Бендида, родом фракийка из гетов, голубоокая и русоволосая, ростом была выше их всех и одной рукой легко поднимала Зиндру в панцире и при мече. Тоже бывшая рабыня, хотя и не беглая. Ее везли в Ольвию на продажу, но она заболела, не выдержав дороги. Хозяева каравана, не желая задерживаться, бросили горящую в лихорадке девушку прямо посреди степи, а амазонки подобрали и выходили. Она так и не научилась толком говорить на понятном им языке, но за нее говорили глаза, светившиеся преданной любовью при каждом взгляде на сестер. И увесистая палица в ее длани выручала их едва ли не чаще, чем бьющий без промаха лук Саны.
Анта, добродушная молчаливая северянка, в одиночку приплыла в их края на челноке из лесов много выше по течению Дан-Абры. Она не бежала от мести или врагов, а решила с мечом служить Великой Матери по обету. Для избравшей участь «мужеубийцы» она была на удивление кротка и незлобива, подруги даже переглядывались, в недоумении головами качали.
Бинку, самую младшую, привезла старая бабка, приходившаяся Аксиане какой-то дальней, одна Табити ведает, родней на седьмой воде. Мол, помру – и пропадет без надзора девчонка.
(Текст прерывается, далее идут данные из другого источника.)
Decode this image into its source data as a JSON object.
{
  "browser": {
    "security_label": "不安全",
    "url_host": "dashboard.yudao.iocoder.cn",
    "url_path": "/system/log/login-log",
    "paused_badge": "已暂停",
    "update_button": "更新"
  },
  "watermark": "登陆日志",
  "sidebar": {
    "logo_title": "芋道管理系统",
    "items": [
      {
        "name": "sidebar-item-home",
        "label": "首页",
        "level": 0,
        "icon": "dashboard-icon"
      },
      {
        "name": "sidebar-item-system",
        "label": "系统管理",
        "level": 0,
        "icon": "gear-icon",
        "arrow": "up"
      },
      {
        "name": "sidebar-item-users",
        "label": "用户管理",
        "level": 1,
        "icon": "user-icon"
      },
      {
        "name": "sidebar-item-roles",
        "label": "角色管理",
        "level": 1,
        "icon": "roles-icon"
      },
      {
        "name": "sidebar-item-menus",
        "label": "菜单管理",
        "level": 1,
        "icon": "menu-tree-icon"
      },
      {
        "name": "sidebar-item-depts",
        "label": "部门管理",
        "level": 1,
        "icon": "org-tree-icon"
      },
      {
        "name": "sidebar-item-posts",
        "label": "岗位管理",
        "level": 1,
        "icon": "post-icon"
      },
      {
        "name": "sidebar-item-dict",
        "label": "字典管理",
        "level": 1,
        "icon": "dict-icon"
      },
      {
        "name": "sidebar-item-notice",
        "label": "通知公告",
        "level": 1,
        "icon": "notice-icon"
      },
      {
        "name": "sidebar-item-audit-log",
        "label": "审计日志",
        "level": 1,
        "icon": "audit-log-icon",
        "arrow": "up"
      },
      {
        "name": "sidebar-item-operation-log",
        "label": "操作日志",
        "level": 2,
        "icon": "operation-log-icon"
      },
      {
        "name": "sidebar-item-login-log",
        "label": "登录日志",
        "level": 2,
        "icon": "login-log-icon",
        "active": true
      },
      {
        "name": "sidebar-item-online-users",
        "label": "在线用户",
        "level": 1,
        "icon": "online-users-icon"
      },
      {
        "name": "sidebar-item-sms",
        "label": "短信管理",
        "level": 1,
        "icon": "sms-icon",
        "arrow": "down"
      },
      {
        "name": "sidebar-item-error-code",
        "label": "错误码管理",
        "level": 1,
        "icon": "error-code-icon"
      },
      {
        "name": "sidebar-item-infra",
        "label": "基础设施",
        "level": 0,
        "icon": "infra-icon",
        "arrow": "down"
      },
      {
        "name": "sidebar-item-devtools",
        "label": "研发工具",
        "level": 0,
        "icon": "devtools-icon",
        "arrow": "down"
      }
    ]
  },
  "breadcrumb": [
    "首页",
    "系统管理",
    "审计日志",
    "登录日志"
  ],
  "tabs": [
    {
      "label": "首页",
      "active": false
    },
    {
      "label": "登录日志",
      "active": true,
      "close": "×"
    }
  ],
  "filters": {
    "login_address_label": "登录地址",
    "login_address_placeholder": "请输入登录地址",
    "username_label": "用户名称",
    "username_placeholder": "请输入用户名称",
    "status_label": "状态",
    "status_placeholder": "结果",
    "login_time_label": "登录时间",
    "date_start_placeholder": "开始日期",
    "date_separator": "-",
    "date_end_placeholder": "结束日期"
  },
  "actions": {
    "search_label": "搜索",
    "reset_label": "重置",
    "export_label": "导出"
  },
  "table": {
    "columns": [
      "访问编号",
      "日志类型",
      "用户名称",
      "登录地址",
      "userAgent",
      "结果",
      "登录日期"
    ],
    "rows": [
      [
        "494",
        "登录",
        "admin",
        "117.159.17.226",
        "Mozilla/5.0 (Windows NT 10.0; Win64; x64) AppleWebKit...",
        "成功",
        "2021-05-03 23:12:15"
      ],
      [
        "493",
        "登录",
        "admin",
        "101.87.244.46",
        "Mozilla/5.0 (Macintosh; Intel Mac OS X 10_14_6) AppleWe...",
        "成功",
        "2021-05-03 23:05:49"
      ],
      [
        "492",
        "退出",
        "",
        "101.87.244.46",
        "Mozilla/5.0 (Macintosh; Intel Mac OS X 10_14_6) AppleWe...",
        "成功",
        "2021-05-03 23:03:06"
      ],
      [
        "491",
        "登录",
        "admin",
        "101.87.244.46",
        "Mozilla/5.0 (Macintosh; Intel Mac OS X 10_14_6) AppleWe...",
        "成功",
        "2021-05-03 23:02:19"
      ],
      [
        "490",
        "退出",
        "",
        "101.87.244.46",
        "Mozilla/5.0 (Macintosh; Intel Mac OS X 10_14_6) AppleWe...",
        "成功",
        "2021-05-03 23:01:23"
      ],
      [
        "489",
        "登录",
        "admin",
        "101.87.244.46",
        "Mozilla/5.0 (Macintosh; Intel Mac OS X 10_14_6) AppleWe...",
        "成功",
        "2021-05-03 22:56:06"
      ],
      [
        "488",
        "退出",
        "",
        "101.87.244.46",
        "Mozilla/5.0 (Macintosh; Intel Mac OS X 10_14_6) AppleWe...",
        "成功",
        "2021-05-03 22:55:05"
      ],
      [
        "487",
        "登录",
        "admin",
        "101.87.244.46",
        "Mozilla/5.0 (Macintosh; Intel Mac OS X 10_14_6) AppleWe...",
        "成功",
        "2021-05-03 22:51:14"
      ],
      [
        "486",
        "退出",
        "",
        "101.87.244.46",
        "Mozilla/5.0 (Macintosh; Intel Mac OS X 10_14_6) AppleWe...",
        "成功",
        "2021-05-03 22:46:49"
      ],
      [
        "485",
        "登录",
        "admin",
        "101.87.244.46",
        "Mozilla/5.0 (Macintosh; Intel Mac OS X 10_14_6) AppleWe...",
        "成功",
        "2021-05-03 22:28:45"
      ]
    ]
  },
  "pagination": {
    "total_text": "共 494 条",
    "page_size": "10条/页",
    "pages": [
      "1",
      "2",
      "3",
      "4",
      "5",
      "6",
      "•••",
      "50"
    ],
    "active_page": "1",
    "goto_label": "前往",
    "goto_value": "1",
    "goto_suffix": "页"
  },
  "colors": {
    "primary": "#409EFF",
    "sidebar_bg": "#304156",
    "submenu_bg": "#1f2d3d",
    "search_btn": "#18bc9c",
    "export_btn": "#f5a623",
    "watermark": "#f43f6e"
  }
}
Еще несколько девушек пришли в селение кто пешком, кто верхом – и свои истории рассказали лишь Аксиане: даже кумыс и греческое вино не развязывали им языки.
И, конечно же, сама Аксиана. Их спасительница, повелительница, наставница. Она была настоящей дочерью вождя старого сколотского рода, пусть и обедневшего, – но все равно восходил он к тем древним ксаям, что привели когда-то предков с востока, прогнав киммерийцев.
Семь лет назад ее семья и почти все родное кочевье вымерли от черной оспы, а кого не прикончила болезнь, тех добил голод, ибо соседи угнали стада. Что поделать, закон Степи жесток: ты или тебя. Тогда их осталось трое: она и Хунара с Дараной – две юницы, только-только отходящие от демонской болезни, что навсегда изуродовала их лица. И вот одним весенним днем Аксиана, старшая, опоясалась отцовским акинаком, вручила еще шатающимся после голодовки и болезни девчонкам по копью и луку, а потом сообщила: раз они никому не нужны в этом мире, то отныне будут жить, как прежние Лунные Девы…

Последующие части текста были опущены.